In Transparent Black! Has a few nice features, such as Autofire on two buttons, and togglable mode for C64 or Atari for example.
Inside, there’s a PCB that looks quite bare
So, I did gone glitz it up a little.
I figured that a joystick could do with some LED’s, there’s plenty of space inside for big ones!
and, maybe it could have some extra functionality

So, after knocking up a schematic, I measured up and drew a PCB , well, had a little help from the developer of the joystick who sent me some dimensions of his PCB to get started with!



I’ve gone though quite a few revisions on the PCB – the ‘dongle’ in the middle was an original idea to inject 5v into the board from micro USB – to save drawing too much power from the host computer. I’m still researching specifications of old systems to see what they can handle
After printing was successful, I ordered a sample PCB – unfortunately in my excitement to get one made cheaply and quickly, I goofed up a few things.

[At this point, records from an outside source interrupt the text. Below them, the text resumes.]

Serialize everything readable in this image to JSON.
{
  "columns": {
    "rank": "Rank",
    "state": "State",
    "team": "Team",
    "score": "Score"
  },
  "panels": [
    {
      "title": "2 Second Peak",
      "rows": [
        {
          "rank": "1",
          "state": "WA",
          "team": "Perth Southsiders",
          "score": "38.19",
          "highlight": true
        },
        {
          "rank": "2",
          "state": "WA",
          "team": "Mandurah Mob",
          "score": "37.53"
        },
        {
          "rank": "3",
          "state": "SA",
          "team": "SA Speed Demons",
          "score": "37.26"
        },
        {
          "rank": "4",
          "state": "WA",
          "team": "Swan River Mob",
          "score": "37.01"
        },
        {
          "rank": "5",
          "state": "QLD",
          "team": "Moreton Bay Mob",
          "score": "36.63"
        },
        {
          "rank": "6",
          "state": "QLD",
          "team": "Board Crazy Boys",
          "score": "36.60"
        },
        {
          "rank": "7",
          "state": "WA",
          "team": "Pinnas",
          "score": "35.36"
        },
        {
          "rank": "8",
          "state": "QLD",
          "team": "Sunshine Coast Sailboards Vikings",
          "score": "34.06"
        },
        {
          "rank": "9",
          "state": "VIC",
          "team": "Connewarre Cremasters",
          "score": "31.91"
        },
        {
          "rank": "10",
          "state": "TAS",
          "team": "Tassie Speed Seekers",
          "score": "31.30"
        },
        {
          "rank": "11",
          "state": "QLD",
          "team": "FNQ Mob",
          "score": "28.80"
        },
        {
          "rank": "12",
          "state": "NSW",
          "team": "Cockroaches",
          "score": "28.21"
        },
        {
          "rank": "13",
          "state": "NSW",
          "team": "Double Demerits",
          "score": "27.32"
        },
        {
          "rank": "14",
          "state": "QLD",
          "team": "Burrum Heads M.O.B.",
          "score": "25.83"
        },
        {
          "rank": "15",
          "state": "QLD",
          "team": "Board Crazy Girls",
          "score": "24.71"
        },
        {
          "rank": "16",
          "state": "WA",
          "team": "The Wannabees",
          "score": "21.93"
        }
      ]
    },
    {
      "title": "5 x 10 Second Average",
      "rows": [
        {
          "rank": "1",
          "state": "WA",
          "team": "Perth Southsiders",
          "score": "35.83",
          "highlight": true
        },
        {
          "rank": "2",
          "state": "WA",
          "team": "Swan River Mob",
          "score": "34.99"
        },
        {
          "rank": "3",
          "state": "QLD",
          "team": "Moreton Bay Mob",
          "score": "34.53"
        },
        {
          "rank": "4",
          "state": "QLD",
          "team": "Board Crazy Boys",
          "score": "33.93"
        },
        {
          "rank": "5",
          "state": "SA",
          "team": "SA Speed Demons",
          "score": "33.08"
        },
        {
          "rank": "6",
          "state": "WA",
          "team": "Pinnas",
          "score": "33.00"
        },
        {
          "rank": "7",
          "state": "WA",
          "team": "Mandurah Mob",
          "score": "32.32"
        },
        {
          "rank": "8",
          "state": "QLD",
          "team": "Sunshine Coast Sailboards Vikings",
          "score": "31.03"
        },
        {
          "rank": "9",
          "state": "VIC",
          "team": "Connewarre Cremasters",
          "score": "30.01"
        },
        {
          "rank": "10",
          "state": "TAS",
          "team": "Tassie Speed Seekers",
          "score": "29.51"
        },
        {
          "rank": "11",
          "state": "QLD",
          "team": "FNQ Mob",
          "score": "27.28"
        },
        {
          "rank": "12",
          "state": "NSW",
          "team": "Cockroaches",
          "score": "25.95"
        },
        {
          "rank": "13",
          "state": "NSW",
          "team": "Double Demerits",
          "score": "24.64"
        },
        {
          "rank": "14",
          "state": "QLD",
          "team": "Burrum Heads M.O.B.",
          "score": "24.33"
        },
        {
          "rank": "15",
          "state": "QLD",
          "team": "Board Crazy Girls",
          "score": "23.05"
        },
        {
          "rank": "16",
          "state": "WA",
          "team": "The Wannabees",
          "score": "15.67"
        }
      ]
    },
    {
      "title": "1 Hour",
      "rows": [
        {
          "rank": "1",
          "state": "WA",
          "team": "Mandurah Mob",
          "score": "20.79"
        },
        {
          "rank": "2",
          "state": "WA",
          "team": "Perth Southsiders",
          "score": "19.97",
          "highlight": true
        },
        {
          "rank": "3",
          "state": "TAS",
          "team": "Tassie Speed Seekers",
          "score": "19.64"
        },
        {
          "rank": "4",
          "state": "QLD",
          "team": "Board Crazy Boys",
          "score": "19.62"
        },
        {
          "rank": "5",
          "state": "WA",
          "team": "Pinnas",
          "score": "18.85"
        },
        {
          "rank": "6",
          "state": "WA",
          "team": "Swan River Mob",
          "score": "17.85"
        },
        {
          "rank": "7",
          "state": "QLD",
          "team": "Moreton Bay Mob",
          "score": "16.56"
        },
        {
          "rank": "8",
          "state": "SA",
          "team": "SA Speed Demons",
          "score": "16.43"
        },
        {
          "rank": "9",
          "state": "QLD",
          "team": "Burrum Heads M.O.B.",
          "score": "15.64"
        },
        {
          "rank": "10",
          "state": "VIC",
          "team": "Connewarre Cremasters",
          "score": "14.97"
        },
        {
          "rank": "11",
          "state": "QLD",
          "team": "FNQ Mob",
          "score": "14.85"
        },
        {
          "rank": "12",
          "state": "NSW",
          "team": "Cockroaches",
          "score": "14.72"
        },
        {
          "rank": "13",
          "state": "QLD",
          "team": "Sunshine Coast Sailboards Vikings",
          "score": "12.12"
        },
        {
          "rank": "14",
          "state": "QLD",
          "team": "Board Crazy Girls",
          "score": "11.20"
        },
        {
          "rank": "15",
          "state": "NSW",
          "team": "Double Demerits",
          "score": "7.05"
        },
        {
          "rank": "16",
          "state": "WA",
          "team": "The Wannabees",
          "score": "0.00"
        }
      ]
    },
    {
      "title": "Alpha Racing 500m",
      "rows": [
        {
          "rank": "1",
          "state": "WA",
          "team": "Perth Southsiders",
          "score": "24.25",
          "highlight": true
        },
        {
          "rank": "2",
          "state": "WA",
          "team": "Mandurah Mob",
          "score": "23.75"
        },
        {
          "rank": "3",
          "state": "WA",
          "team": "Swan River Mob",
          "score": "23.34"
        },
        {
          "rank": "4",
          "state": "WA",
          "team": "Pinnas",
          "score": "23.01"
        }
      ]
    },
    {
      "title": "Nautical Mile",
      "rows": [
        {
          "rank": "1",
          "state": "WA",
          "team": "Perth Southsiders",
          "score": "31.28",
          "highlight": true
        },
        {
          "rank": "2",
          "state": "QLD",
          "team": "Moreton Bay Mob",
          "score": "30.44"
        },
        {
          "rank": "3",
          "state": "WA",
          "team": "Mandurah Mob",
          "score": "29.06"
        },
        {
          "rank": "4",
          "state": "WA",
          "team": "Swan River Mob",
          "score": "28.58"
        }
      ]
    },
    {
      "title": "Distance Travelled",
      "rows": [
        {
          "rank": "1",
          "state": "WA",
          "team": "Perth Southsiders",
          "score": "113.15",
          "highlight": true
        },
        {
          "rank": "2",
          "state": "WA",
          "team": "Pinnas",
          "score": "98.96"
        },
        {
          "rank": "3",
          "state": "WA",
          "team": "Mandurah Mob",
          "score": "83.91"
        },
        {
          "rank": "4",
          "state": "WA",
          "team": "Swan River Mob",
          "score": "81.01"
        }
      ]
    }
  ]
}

So, I re-designed. Re-Re designed and, after maybe 40 hours of work, have come up with this – potentially the first one that i’m going to get made.
This is overall a considerably ‘safer’ design for everyone’s retro computers. it buffers the ‘output’ signals to protect the joystick, it also has open collector outputs to help with compatibility with older systems – the output stays floating, like what happened with original joysticks.
Still some revision needed and possibly minor changes, but i’m confident that i’m just going to be dotting the i’s and crossing the t’s at this stage. there’s quite a bit of work gone into this to make it primarily compatible with The spectrum Next, and secondary, compatible with other systems (and not blow up if connected to other systems that have 5v on pin 7 instead of 5!)

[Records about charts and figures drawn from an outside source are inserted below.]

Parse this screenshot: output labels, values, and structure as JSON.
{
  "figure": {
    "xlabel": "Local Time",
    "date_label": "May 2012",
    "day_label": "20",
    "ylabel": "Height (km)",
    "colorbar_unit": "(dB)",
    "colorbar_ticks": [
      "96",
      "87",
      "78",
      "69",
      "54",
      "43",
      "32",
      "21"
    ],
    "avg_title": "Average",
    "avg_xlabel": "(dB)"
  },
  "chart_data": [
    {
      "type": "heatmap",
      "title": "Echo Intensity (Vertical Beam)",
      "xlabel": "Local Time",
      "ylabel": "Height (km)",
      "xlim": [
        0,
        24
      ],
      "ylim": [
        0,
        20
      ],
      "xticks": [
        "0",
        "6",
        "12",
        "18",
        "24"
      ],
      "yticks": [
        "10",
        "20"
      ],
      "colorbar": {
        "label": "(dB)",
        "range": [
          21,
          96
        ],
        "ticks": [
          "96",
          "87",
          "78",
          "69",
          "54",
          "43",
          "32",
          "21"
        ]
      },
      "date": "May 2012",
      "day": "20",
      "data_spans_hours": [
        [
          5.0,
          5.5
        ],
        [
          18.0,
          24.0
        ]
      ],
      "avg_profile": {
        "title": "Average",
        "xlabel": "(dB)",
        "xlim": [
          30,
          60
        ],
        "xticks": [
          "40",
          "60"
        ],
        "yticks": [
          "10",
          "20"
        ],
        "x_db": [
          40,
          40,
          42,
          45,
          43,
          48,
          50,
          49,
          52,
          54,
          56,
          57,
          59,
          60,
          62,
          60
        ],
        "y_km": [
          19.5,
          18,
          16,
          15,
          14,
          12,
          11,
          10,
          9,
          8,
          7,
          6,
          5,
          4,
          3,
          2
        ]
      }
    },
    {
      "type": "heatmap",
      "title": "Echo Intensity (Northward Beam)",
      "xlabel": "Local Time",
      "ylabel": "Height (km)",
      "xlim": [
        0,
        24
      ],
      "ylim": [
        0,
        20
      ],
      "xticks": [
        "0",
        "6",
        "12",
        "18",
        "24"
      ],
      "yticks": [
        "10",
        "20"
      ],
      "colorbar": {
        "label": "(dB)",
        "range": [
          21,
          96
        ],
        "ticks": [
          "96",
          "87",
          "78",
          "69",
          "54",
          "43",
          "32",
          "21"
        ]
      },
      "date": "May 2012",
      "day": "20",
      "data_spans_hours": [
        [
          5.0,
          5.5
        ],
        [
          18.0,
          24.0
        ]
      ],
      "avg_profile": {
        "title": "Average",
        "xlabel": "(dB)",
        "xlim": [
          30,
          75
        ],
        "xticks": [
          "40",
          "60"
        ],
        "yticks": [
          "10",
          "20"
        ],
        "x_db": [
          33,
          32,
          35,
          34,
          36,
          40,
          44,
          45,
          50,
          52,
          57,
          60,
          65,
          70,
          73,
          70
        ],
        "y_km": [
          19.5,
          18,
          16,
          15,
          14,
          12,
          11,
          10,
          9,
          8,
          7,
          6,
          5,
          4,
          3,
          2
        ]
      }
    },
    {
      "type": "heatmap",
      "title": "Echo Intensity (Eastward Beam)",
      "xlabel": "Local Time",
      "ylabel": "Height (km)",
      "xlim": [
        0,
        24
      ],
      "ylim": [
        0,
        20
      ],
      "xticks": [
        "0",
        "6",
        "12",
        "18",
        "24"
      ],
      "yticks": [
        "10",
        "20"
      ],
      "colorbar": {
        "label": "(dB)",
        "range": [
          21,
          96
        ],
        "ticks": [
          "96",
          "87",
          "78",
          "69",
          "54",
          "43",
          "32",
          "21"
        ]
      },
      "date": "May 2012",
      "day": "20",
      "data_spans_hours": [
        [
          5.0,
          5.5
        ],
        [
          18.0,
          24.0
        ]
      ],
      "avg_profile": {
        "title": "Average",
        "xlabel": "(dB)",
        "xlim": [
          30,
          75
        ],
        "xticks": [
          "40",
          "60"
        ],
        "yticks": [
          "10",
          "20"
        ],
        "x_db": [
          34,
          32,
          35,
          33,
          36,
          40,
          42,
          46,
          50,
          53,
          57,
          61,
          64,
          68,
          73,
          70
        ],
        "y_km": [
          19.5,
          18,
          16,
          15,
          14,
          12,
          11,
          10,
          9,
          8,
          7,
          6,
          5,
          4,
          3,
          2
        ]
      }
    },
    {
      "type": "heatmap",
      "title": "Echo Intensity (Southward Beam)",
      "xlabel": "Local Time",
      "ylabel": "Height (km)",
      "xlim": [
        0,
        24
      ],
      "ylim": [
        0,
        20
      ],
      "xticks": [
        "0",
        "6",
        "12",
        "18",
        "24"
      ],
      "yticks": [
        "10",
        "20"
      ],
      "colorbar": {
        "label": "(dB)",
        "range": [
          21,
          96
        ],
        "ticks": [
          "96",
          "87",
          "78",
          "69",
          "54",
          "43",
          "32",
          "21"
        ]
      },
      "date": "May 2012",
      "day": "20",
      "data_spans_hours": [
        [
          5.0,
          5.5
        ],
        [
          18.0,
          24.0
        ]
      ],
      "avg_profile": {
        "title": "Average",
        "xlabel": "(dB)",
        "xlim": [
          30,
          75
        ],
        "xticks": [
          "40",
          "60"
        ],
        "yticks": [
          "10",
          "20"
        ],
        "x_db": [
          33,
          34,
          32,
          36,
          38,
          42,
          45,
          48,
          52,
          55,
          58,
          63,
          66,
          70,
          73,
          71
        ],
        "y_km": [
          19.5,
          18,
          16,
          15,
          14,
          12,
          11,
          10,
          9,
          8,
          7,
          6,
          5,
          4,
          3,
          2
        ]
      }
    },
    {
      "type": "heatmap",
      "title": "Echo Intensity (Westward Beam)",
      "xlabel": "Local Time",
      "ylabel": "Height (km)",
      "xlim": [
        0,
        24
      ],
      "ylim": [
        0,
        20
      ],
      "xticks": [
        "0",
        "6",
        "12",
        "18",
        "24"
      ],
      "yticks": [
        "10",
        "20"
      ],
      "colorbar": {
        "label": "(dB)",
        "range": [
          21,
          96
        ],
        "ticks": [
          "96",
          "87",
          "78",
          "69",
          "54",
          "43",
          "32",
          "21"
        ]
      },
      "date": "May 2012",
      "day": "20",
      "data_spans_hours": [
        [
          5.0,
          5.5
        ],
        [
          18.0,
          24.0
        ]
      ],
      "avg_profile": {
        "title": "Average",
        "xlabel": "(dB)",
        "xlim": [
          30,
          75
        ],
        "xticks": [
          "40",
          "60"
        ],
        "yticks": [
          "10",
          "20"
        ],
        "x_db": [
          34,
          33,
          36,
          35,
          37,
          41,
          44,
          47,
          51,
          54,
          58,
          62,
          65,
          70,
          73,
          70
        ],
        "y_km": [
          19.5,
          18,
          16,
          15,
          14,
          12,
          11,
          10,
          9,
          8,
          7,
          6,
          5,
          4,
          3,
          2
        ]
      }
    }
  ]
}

So, What does this do exactly?
It has LED’s – for you transparent case owners
It works like a joystick!
It has the same number of buttons as the original
It has an MPU6050 in it
It has an ESP32 in it
What all that means?
Should be possible to do some rather nifty stuff with it, if I can ever figure out how to program up the ESP32 to do so…
But, the basics’ll be a joystick, maybe autofire on every button and direction, configurable in any timings……
Then i’ll see how to best utilise the ESP32 featureset!